- Nickname: John Cooper
- Born: July 24, 1828 Dublin, Ireland
- Died: August 22, 1891 (aged 63)
- Place of burial: Cypress Hills National Cemetery, Brooklyn, New York
- Allegiance: United States of America
- Branch: United States Navy
- Service years: 1845 - 1866
- Rank: Quartermaster
- Unit: USS Brooklyn (1858)
- Conflicts: American Civil War *Battle of Mobile Bay
- Awards: Medal of Honor (2)

= John Laver Mather Cooper =

United States Navy Medal of Honor recipient

John Cooper (July 24, 1828 - August 22, 1891) (born as John Laver Mather Cooper) was a member of the United States Navy.
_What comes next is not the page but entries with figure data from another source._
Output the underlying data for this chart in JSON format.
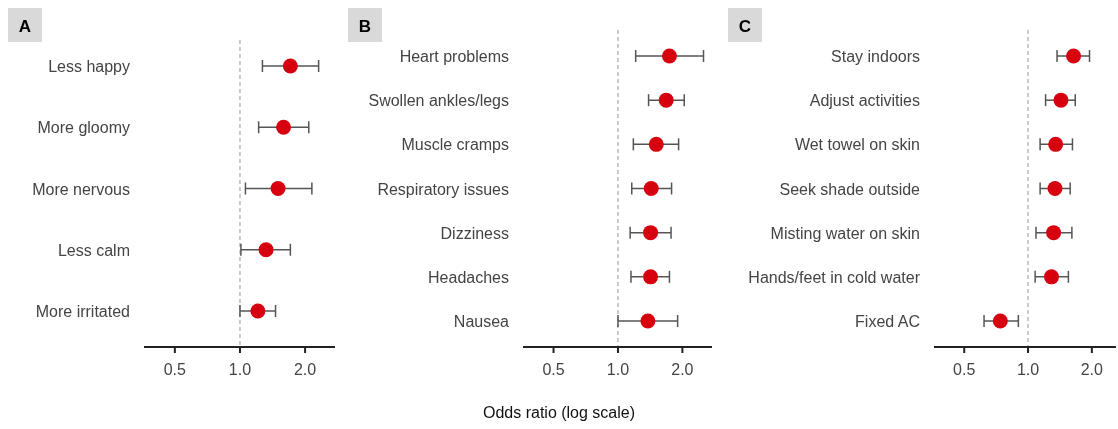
{
  "chart_data": [
    {
      "type": "scatter",
      "title": "A",
      "orientation": "horizontal",
      "log": "x",
      "marker": "circle",
      "grid": false,
      "categories": [
        "Less happy",
        "More gloomy",
        "More nervous",
        "Less calm",
        "More irritated"
      ],
      "color": "#d7000f",
      "values": [
        1.71,
        1.59,
        1.5,
        1.32,
        1.21
      ],
      "errors": [
        [
          1.27,
          2.31
        ],
        [
          1.22,
          2.08
        ],
        [
          1.06,
          2.15
        ],
        [
          1.01,
          1.71
        ],
        [
          1.0,
          1.46
        ]
      ],
      "xlim": [
        0.36,
        2.75
      ],
      "xticks": [
        {
          "value": 0.5,
          "label": "0.5"
        },
        {
          "value": 1,
          "label": "1.0"
        },
        {
          "value": 2,
          "label": "2.0"
        }
      ],
      "ref_lines": [
        {
          "axis": "x",
          "value": 1,
          "color": "#aaaaaa",
          "line_style": "dashed"
        }
      ]
    },
    {
      "type": "scatter",
      "title": "B",
      "orientation": "horizontal",
      "log": "x",
      "marker": "circle",
      "grid": false,
      "xlabel": "Odds ratio (log scale)",
      "categories": [
        "Heart problems",
        "Swollen ankles/legs",
        "Muscle cramps",
        "Respiratory issues",
        "Dizziness",
        "Headaches",
        "Nausea"
      ],
      "color": "#d7000f",
      "values": [
        1.74,
        1.68,
        1.51,
        1.43,
        1.42,
        1.42,
        1.38
      ],
      "errors": [
        [
          1.21,
          2.51
        ],
        [
          1.39,
          2.04
        ],
        [
          1.18,
          1.92
        ],
        [
          1.16,
          1.78
        ],
        [
          1.14,
          1.77
        ],
        [
          1.15,
          1.74
        ],
        [
          1.0,
          1.9
        ]
      ],
      "xlim": [
        0.36,
        2.75
      ],
      "xticks": [
        {
          "value": 0.5,
          "label": "0.5"
        },
        {
          "value": 1,
          "label": "1.0"
        },
        {
          "value": 2,
          "label": "2.0"
        }
      ],
      "ref_lines": [
        {
          "axis": "x",
          "value": 1,
          "color": "#aaaaaa",
          "line_style": "dashed"
        }
      ]
    },
    {
      "type": "scatter",
      "title": "C",
      "orientation": "horizontal",
      "log": "x",
      "marker": "circle",
      "grid": false,
      "categories": [
        "Stay indoors",
        "Adjust activities",
        "Wet towel on skin",
        "Seek shade outside",
        "Misting water on skin",
        "Hands/feet in cold water",
        "Fixed AC"
      ],
      "color": "#d7000f",
      "values": [
        1.64,
        1.43,
        1.35,
        1.34,
        1.32,
        1.29,
        0.74
      ],
      "errors": [
        [
          1.37,
          1.95
        ],
        [
          1.21,
          1.67
        ],
        [
          1.14,
          1.62
        ],
        [
          1.14,
          1.58
        ],
        [
          1.09,
          1.61
        ],
        [
          1.08,
          1.55
        ],
        [
          0.62,
          0.9
        ]
      ],
      "xlim": [
        0.36,
        2.6
      ],
      "xticks": [
        {
          "value": 0.5,
          "label": "0.5"
        },
        {
          "value": 1,
          "label": "1.0"
        },
        {
          "value": 2,
          "label": "2.0"
        }
      ],
      "ref_lines": [
        {
          "axis": "x",
          "value": 1,
          "color": "#aaaaaa",
          "line_style": "dashed"
        }
      ]
    }
  ]
}
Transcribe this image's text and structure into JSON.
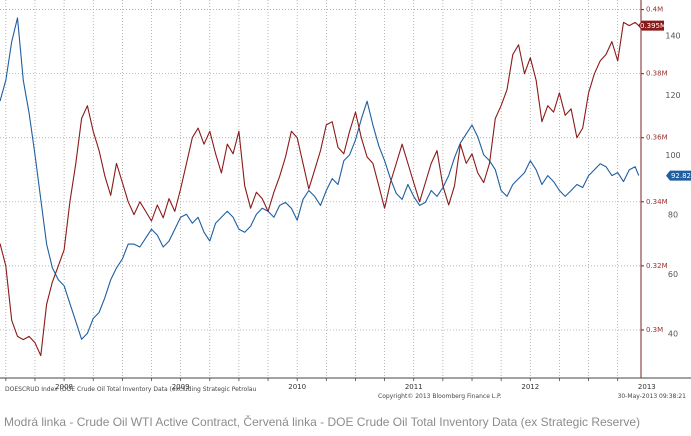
{
  "caption": "Modrá linka - Crude Oil WTI Active Contract, Červená linka - DOE Crude Oil Total Inventory Data (ex Strategic Reserve)",
  "footer": {
    "left_line1": "DOESCRUD Index (DOE Crude Oil Total Inventory Data (excluding Strategic Petrolau",
    "center": "Copyright© 2013 Bloomberg Finance L.P.",
    "right": "30-May-2013 09:38:21"
  },
  "colors": {
    "wti": "#1f5fa0",
    "inventory": "#8b1a1a",
    "grid": "#9a9a9a",
    "axis_text": "#555555"
  },
  "chart_data": {
    "type": "line",
    "title": "",
    "x_ticks": [
      "2008",
      "2009",
      "2010",
      "2011",
      "2012",
      "2013"
    ],
    "x_tick_dates": [
      2008.0,
      2009.0,
      2010.0,
      2011.0,
      2012.0,
      2013.0
    ],
    "xlim": [
      2007.7,
      2013.2
    ],
    "axes": {
      "inventory": {
        "side": "right",
        "ylim": [
          0.285,
          0.403
        ],
        "ticks": [
          0.3,
          0.32,
          0.34,
          0.36,
          0.38,
          0.4
        ],
        "tick_labels": [
          "0.3M",
          "0.32M",
          "0.34M",
          "0.36M",
          "0.38M",
          "0.4M"
        ]
      },
      "wti": {
        "side": "right",
        "ylim": [
          25,
          152
        ],
        "ticks": [
          40,
          60,
          80,
          100,
          120,
          140
        ],
        "tick_labels": [
          "40",
          "60",
          "80",
          "100",
          "120",
          "140"
        ]
      }
    },
    "series": [
      {
        "key": "wti",
        "axis": "wti",
        "last_label": "92.82",
        "points": [
          [
            2007.7,
            118
          ],
          [
            2007.75,
            125
          ],
          [
            2007.8,
            138
          ],
          [
            2007.85,
            146
          ],
          [
            2007.9,
            125
          ],
          [
            2007.95,
            114
          ],
          [
            2008.0,
            100
          ],
          [
            2008.05,
            85
          ],
          [
            2008.1,
            70
          ],
          [
            2008.15,
            62
          ],
          [
            2008.2,
            58
          ],
          [
            2008.25,
            56
          ],
          [
            2008.3,
            50
          ],
          [
            2008.35,
            44
          ],
          [
            2008.4,
            38
          ],
          [
            2008.45,
            40
          ],
          [
            2008.5,
            45
          ],
          [
            2008.55,
            47
          ],
          [
            2008.6,
            52
          ],
          [
            2008.65,
            58
          ],
          [
            2008.7,
            62
          ],
          [
            2008.75,
            65
          ],
          [
            2008.8,
            70
          ],
          [
            2008.85,
            70
          ],
          [
            2008.9,
            69
          ],
          [
            2008.95,
            72
          ],
          [
            2009.0,
            75
          ],
          [
            2009.05,
            73
          ],
          [
            2009.1,
            69
          ],
          [
            2009.15,
            71
          ],
          [
            2009.2,
            75
          ],
          [
            2009.25,
            79
          ],
          [
            2009.3,
            80
          ],
          [
            2009.35,
            77
          ],
          [
            2009.4,
            79
          ],
          [
            2009.45,
            74
          ],
          [
            2009.5,
            71
          ],
          [
            2009.55,
            77
          ],
          [
            2009.6,
            79
          ],
          [
            2009.65,
            81
          ],
          [
            2009.7,
            79
          ],
          [
            2009.75,
            75
          ],
          [
            2009.8,
            74
          ],
          [
            2009.85,
            76
          ],
          [
            2009.9,
            80
          ],
          [
            2009.95,
            82
          ],
          [
            2010.0,
            81
          ],
          [
            2010.05,
            79
          ],
          [
            2010.1,
            83
          ],
          [
            2010.15,
            84
          ],
          [
            2010.2,
            82
          ],
          [
            2010.25,
            78
          ],
          [
            2010.3,
            85
          ],
          [
            2010.35,
            88
          ],
          [
            2010.4,
            86
          ],
          [
            2010.45,
            83
          ],
          [
            2010.5,
            88
          ],
          [
            2010.55,
            92
          ],
          [
            2010.6,
            90
          ],
          [
            2010.65,
            98
          ],
          [
            2010.7,
            100
          ],
          [
            2010.75,
            105
          ],
          [
            2010.8,
            112
          ],
          [
            2010.85,
            118
          ],
          [
            2010.9,
            110
          ],
          [
            2010.95,
            103
          ],
          [
            2011.0,
            98
          ],
          [
            2011.05,
            92
          ],
          [
            2011.1,
            87
          ],
          [
            2011.15,
            85
          ],
          [
            2011.2,
            90
          ],
          [
            2011.25,
            86
          ],
          [
            2011.3,
            83
          ],
          [
            2011.35,
            84
          ],
          [
            2011.4,
            88
          ],
          [
            2011.45,
            86
          ],
          [
            2011.5,
            89
          ],
          [
            2011.55,
            93
          ],
          [
            2011.6,
            99
          ],
          [
            2011.65,
            104
          ],
          [
            2011.7,
            107
          ],
          [
            2011.75,
            110
          ],
          [
            2011.8,
            106
          ],
          [
            2011.85,
            100
          ],
          [
            2011.9,
            98
          ],
          [
            2011.95,
            95
          ],
          [
            2012.0,
            88
          ],
          [
            2012.05,
            86
          ],
          [
            2012.1,
            90
          ],
          [
            2012.15,
            92
          ],
          [
            2012.2,
            94
          ],
          [
            2012.25,
            98
          ],
          [
            2012.3,
            95
          ],
          [
            2012.35,
            90
          ],
          [
            2012.4,
            93
          ],
          [
            2012.45,
            91
          ],
          [
            2012.5,
            88
          ],
          [
            2012.55,
            86
          ],
          [
            2012.6,
            88
          ],
          [
            2012.65,
            90
          ],
          [
            2012.7,
            89
          ],
          [
            2012.75,
            93
          ],
          [
            2012.8,
            95
          ],
          [
            2012.85,
            97
          ],
          [
            2012.9,
            96
          ],
          [
            2012.95,
            93
          ],
          [
            2013.0,
            94
          ],
          [
            2013.05,
            91
          ],
          [
            2013.1,
            95
          ],
          [
            2013.15,
            96
          ],
          [
            2013.18,
            93
          ]
        ]
      },
      {
        "key": "inventory",
        "axis": "inventory",
        "last_label": "0.395M",
        "points": [
          [
            2007.7,
            0.327
          ],
          [
            2007.75,
            0.32
          ],
          [
            2007.8,
            0.303
          ],
          [
            2007.85,
            0.298
          ],
          [
            2007.9,
            0.297
          ],
          [
            2007.95,
            0.298
          ],
          [
            2008.0,
            0.296
          ],
          [
            2008.05,
            0.292
          ],
          [
            2008.1,
            0.308
          ],
          [
            2008.15,
            0.315
          ],
          [
            2008.2,
            0.32
          ],
          [
            2008.25,
            0.325
          ],
          [
            2008.3,
            0.34
          ],
          [
            2008.35,
            0.352
          ],
          [
            2008.4,
            0.366
          ],
          [
            2008.45,
            0.37
          ],
          [
            2008.5,
            0.362
          ],
          [
            2008.55,
            0.356
          ],
          [
            2008.6,
            0.348
          ],
          [
            2008.65,
            0.342
          ],
          [
            2008.7,
            0.352
          ],
          [
            2008.75,
            0.346
          ],
          [
            2008.8,
            0.34
          ],
          [
            2008.85,
            0.336
          ],
          [
            2008.9,
            0.34
          ],
          [
            2008.95,
            0.337
          ],
          [
            2009.0,
            0.334
          ],
          [
            2009.05,
            0.339
          ],
          [
            2009.1,
            0.335
          ],
          [
            2009.15,
            0.341
          ],
          [
            2009.2,
            0.337
          ],
          [
            2009.25,
            0.344
          ],
          [
            2009.3,
            0.352
          ],
          [
            2009.35,
            0.36
          ],
          [
            2009.4,
            0.363
          ],
          [
            2009.45,
            0.358
          ],
          [
            2009.5,
            0.362
          ],
          [
            2009.55,
            0.355
          ],
          [
            2009.6,
            0.349
          ],
          [
            2009.65,
            0.358
          ],
          [
            2009.7,
            0.355
          ],
          [
            2009.75,
            0.362
          ],
          [
            2009.8,
            0.345
          ],
          [
            2009.85,
            0.338
          ],
          [
            2009.9,
            0.343
          ],
          [
            2009.95,
            0.341
          ],
          [
            2010.0,
            0.337
          ],
          [
            2010.05,
            0.343
          ],
          [
            2010.1,
            0.348
          ],
          [
            2010.15,
            0.354
          ],
          [
            2010.2,
            0.362
          ],
          [
            2010.25,
            0.36
          ],
          [
            2010.3,
            0.352
          ],
          [
            2010.35,
            0.344
          ],
          [
            2010.4,
            0.35
          ],
          [
            2010.45,
            0.356
          ],
          [
            2010.5,
            0.364
          ],
          [
            2010.55,
            0.365
          ],
          [
            2010.6,
            0.357
          ],
          [
            2010.65,
            0.355
          ],
          [
            2010.7,
            0.362
          ],
          [
            2010.75,
            0.368
          ],
          [
            2010.8,
            0.36
          ],
          [
            2010.85,
            0.354
          ],
          [
            2010.9,
            0.352
          ],
          [
            2010.95,
            0.345
          ],
          [
            2011.0,
            0.338
          ],
          [
            2011.05,
            0.346
          ],
          [
            2011.1,
            0.352
          ],
          [
            2011.15,
            0.358
          ],
          [
            2011.2,
            0.352
          ],
          [
            2011.25,
            0.346
          ],
          [
            2011.3,
            0.34
          ],
          [
            2011.35,
            0.346
          ],
          [
            2011.4,
            0.352
          ],
          [
            2011.45,
            0.356
          ],
          [
            2011.5,
            0.345
          ],
          [
            2011.55,
            0.339
          ],
          [
            2011.6,
            0.345
          ],
          [
            2011.65,
            0.358
          ],
          [
            2011.7,
            0.352
          ],
          [
            2011.75,
            0.355
          ],
          [
            2011.8,
            0.349
          ],
          [
            2011.85,
            0.346
          ],
          [
            2011.9,
            0.352
          ],
          [
            2011.95,
            0.366
          ],
          [
            2012.0,
            0.37
          ],
          [
            2012.05,
            0.375
          ],
          [
            2012.1,
            0.386
          ],
          [
            2012.15,
            0.389
          ],
          [
            2012.2,
            0.38
          ],
          [
            2012.25,
            0.385
          ],
          [
            2012.3,
            0.378
          ],
          [
            2012.35,
            0.365
          ],
          [
            2012.4,
            0.37
          ],
          [
            2012.45,
            0.368
          ],
          [
            2012.5,
            0.374
          ],
          [
            2012.55,
            0.367
          ],
          [
            2012.6,
            0.369
          ],
          [
            2012.65,
            0.36
          ],
          [
            2012.7,
            0.363
          ],
          [
            2012.75,
            0.374
          ],
          [
            2012.8,
            0.38
          ],
          [
            2012.85,
            0.384
          ],
          [
            2012.9,
            0.386
          ],
          [
            2012.95,
            0.39
          ],
          [
            2013.0,
            0.384
          ],
          [
            2013.05,
            0.396
          ],
          [
            2013.1,
            0.395
          ],
          [
            2013.15,
            0.396
          ],
          [
            2013.18,
            0.395
          ]
        ]
      }
    ]
  }
}
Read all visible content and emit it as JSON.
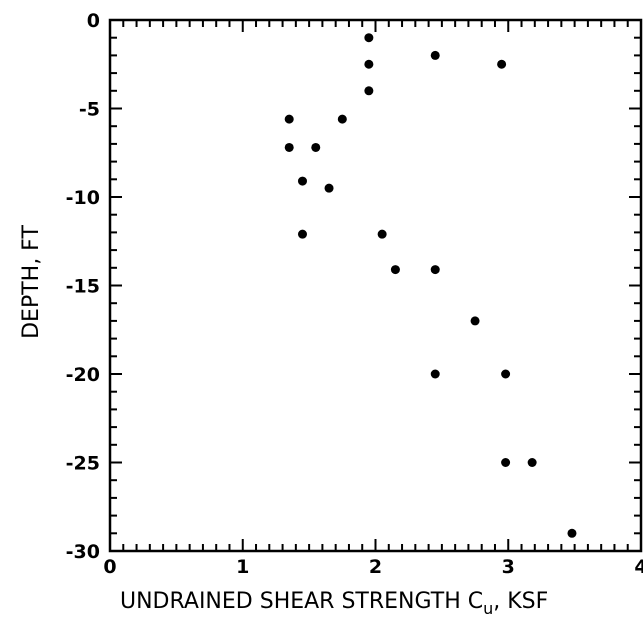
{
  "chart_data": {
    "type": "scatter",
    "xlabel": "UNDRAINED SHEAR STRENGTH C",
    "xlabel_subscript": "u",
    "xlabel_unit": ", KSF",
    "ylabel": "DEPTH, FT",
    "xlim": [
      0,
      4
    ],
    "ylim": [
      -30,
      0
    ],
    "x_ticks": [
      0,
      1,
      2,
      3,
      4
    ],
    "y_ticks": [
      0,
      -5,
      -10,
      -15,
      -20,
      -25,
      -30
    ],
    "x_tick_labels": [
      "0",
      "1",
      "2",
      "3",
      "4"
    ],
    "y_tick_labels": [
      "0",
      "-5",
      "-10",
      "-15",
      "-20",
      "-25",
      "-30"
    ],
    "grid": false,
    "points": [
      {
        "x": 1.95,
        "y": -1.0
      },
      {
        "x": 2.45,
        "y": -2.0
      },
      {
        "x": 2.95,
        "y": -2.5
      },
      {
        "x": 1.95,
        "y": -2.5
      },
      {
        "x": 1.95,
        "y": -4.0
      },
      {
        "x": 1.35,
        "y": -5.6
      },
      {
        "x": 1.75,
        "y": -5.6
      },
      {
        "x": 1.35,
        "y": -7.2
      },
      {
        "x": 1.55,
        "y": -7.2
      },
      {
        "x": 1.45,
        "y": -9.1
      },
      {
        "x": 1.65,
        "y": -9.5
      },
      {
        "x": 1.45,
        "y": -12.1
      },
      {
        "x": 2.05,
        "y": -12.1
      },
      {
        "x": 2.15,
        "y": -14.1
      },
      {
        "x": 2.45,
        "y": -14.1
      },
      {
        "x": 2.75,
        "y": -17.0
      },
      {
        "x": 2.45,
        "y": -20.0
      },
      {
        "x": 2.98,
        "y": -20.0
      },
      {
        "x": 2.98,
        "y": -25.0
      },
      {
        "x": 3.18,
        "y": -25.0
      },
      {
        "x": 3.48,
        "y": -29.0
      }
    ]
  },
  "colors": {
    "ink": "#000000",
    "background": "#ffffff"
  }
}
He is one of only nineteen people who have received the Medal of Honor twice and one of only fourteen to receive the Medal of Honor for two distinct events.

His first such award came about because of his actions aboard the during the Battle of Mobile Bay, August 5, 1864. The second award was a result of an accidental fire in which Cooper advanced through the burning area in order to rescue a wounded man from certain death on April 26, 1865.

He was buried at Cypress Hills National Cemetery, Section 2, Grave 5022, in Brooklyn, New York.

==Medal of Honor citations==
Rank and organization: Coxswain, U.S. Navy. Born: 1832, Ireland. Accredited to: New York. G.O. No.: 45, December 31, 1864. Second award.

===First award===
Citation:

On board the U.S.S. Brooklyn during action against rebel forts and gunboats and with the ram Tennessee, in Mobile Bay, 5 August 1864. Despite severe damage to his ship and the loss of several men on board as enemy fire raked her decks from stem to stern, Cooper fought his gun with skill and courage throughout the furious battle which resulted in the surrender of the prize rebel ram Tennessee and in the damaging and destruction of batteries at Fort Morgan.

===Second award===
G.O. No.: 62, June 29, 1865.

Citation:

Served as quartermaster on Acting Rear Admiral Thatcher's staff. During the terrific fire at Mobile, on 26 April 1865, at the risk of being blown to pieces by exploding shells, Cooper advanced through the burning locality, rescued a wounded man from certain death, and bore him on his back to a place of safety.